Figure 1 – CDN: content delivery network; RBI: remote browser isolation; WAAPaaS: web application and API protection as a service.
The SASE model is based on access security, transforming the network model from "hub and spoke", where access to Internet applications and resources is Data Center-Centric, to "user centric", where access decisions are Identity-centric and applied to the endpoint. The user is identified at the time of connection and on this basis access policies are applied that are no longer bound/limited to the internal or external connection to the corporate network.
Figure 2 – NSP: network service provider
The main components of the SASE model are:
Software Defined WAN (SD-WAN): a technological approach that decouples network hardware from its control mechanism. It implies the possibility of creating hybrid networks (on intelligent and dynamic platforms) that allow multiple access technologies, bandwith on demand, dynamic routing and security services, integrated with each other.
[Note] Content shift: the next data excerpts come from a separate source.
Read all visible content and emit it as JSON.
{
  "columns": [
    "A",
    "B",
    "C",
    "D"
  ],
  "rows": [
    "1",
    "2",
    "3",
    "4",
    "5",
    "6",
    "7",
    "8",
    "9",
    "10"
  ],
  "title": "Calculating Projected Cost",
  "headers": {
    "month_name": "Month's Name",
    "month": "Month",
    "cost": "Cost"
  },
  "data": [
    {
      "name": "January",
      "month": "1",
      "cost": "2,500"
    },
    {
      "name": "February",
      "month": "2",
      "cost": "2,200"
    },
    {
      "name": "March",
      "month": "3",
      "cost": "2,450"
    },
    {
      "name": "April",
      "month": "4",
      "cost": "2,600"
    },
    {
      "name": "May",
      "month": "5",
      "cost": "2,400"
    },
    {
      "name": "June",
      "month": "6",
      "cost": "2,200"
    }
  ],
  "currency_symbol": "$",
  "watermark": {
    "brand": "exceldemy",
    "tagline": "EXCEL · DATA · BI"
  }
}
Zero Trust Network Access (ZTNA): a network security model that verifies users' identities and establishes device trust before granting them access to authorised applications. It helps organisations prevent unauthorised access, contain breaches, and limit an attacker's lateral movement on your network.
Firewall-as-a-Service (FWaaS): a Cloud platform that makes firewall service and security services available everywhere.
Secure Web Gateway (SWG): Web access gateway which integrates advanced security features to protect your users/workstations using Internet resources. Organizations can secure and enable corporate resources while securing and delivering their sites, applications, and APIs.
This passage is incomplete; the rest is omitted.